Internationally known writer and Harvard Professor of Human Rights, Michael Ignatieff, fears that the period of pursuing global human rights that was beginning to flourish before September 11 may be stymied:
"If that sounds alarmist, consider some of the evidence. Western pressure on China to honour human rights, never especially effective, has stopped altogether. Chinese support for the war on terror has secured Western silence about repression in the Xinjiang region... [In Chechnya] ... new evaluation seems certain to involve forgetting that Moscow’s war against terror has actually been waged against a whole people, costing tens of thousands of lives.
"A similar chill is settling over world politics. Australia’s government uses the threat of terrorism to justify incarcerating Afghan refugees in a desert compound. Tajikistan and Uzbekistan have leveraged their provision of bases and intelligence into a carte blanche for domestic repression. Egypt, which for many years has used detention without trial, military courts and torture to keep control of militants, now demands an even freer hand. Sudan, which was under attack from a coalition of liberals and black churches determined to end slavery and stop Khartoum’s war against the south, is now accepted as an ally against Osama bin Laden. And President Robert Mugabe of Zimbabwe has decided that his longtime political opponents are really ‘terrorists’." ( NYT
, February 2, 2002 )
It is increasingly obvious that the Bush Administration and the US Republican Party cannot resist the opportunity to use the war and the terrorist threat for domestic political advantage. Worse, other countries are following Bush’s opportunistic lead by stimulating patriotic, some would say jingoistic fervour, and channelling it to serve special interest agendas.
President Bush’s senior political adviser Karl Rove has already told the Party faithful that Republicans will make the President’s handling of the war on terrorism the centerpiece of their strategy to win back the Senate and keep control of the House in this year’s midterm elections (Washington Post
, January 19, 2002).
Rove’s remarks infuriated Democrats who have fully supported the Administration in its conduct of the war. Until Rove’s announcement, Bush had stressed that the fight against terrorism was a bipartisan, unifying issue for the country.
Concern over opportunistic use of the terrorist issue for domestic political advantage increased with the impact of the Enron Corporation scandal. The giant energy-trading corporation faces criminal charges over fraud after filing for bankruptcy protection in highly suspicious circumstances. Enron has ties to both political parties, but especially to Republican officials in the Bush administration.
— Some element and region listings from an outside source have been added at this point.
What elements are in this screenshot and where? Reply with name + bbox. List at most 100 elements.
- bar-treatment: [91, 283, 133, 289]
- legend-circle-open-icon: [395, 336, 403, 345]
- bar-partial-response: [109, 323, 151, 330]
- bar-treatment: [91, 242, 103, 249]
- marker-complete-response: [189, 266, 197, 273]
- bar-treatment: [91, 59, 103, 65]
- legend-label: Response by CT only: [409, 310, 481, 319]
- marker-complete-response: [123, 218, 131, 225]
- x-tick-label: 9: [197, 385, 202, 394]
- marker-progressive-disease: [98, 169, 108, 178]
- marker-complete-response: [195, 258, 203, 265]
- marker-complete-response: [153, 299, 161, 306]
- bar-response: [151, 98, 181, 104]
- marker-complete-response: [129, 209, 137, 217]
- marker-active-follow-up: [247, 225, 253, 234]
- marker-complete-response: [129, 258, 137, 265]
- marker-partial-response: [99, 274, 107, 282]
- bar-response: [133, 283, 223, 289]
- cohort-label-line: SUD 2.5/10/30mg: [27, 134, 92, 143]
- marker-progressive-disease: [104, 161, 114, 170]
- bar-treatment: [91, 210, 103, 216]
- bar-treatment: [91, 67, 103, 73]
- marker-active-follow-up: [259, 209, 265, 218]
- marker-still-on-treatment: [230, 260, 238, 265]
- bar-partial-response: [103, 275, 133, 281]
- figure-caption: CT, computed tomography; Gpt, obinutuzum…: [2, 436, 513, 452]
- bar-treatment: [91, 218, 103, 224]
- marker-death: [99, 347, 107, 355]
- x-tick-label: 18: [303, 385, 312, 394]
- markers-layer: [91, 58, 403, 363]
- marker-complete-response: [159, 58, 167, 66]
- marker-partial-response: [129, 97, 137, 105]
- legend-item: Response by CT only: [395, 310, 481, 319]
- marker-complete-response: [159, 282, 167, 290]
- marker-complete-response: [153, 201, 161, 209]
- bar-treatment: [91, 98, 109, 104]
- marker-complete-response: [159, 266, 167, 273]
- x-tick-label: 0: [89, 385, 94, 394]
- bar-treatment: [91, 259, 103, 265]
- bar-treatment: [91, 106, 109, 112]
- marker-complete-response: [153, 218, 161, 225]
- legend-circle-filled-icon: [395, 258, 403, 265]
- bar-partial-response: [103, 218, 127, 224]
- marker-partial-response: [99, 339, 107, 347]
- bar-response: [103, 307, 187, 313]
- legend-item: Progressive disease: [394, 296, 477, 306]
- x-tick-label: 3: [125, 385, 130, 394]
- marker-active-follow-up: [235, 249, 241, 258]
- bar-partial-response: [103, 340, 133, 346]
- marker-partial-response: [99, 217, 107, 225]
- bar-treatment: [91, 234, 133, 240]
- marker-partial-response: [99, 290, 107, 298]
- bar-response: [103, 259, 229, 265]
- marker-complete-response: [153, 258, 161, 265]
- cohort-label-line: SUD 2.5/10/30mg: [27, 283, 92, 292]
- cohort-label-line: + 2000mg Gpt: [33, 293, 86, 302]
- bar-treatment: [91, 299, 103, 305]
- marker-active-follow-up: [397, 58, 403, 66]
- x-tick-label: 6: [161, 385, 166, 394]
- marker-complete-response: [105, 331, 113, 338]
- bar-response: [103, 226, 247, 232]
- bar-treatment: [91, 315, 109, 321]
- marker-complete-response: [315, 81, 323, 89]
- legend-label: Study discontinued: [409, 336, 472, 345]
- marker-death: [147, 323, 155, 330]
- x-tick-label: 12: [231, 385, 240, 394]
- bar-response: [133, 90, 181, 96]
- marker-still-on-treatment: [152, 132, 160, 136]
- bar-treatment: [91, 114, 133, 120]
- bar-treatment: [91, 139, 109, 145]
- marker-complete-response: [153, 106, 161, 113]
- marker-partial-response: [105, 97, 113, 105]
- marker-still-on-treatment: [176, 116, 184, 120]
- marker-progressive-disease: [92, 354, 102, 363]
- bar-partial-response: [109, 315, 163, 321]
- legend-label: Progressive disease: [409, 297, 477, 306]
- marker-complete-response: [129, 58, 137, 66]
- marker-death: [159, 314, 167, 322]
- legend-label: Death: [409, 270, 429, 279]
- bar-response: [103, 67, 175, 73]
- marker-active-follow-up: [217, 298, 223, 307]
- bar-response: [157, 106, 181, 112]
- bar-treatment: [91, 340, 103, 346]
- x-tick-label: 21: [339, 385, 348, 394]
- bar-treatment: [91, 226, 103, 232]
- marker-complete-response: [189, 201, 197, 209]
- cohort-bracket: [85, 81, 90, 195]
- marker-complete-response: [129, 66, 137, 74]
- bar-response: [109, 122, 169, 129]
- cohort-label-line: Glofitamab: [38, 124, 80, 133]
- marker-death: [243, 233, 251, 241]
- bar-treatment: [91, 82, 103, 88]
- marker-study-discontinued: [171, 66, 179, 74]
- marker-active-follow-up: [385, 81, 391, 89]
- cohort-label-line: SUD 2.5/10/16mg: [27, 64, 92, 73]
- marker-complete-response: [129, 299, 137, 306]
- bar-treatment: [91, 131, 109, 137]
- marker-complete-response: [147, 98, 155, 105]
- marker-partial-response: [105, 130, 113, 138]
Concern increased further when Bush’s Vice President Dick Cheney said that the White House would fight the release of documents demanded by Congress as part of the investigation into any influence the Enron Corporation had in formulating the Bush administration’s energy policy. According to the Washington Post
"At issue is how much Enron, a major contributor to the Republican Party, influenced the Bush energy plan, which eases environmental rules, opens public land to drilling and provides tax incentives to energy companies for exploration. Enron and the White House have acknowledged that Enron executives met five times with Mr Cheney or members of his staff about energy last year, and documents from the meetings could shorored any specific recommendations of Enron’s."
Alarm over electoral exploitation of the terrorist threat extends to Australia. It arose first in regard to how much the "refugee/terrorist" threat figured in the Howard Coalition’s 2001 election campaign. It has moved now to include concern over the Government’s intention to include whistle-blowing on domestic issues within anti-espionage and anti-terrorist provisions and to crack down on media and UN access to its detention centres.
Critics may often be wrong in their predictions and cautions. Undoubtedly this will continue in the future. But is that any reason to curtail rigorous and even sceptical scrutiny of politicians, special interest lobbies, power élites, and populist bandwagoners?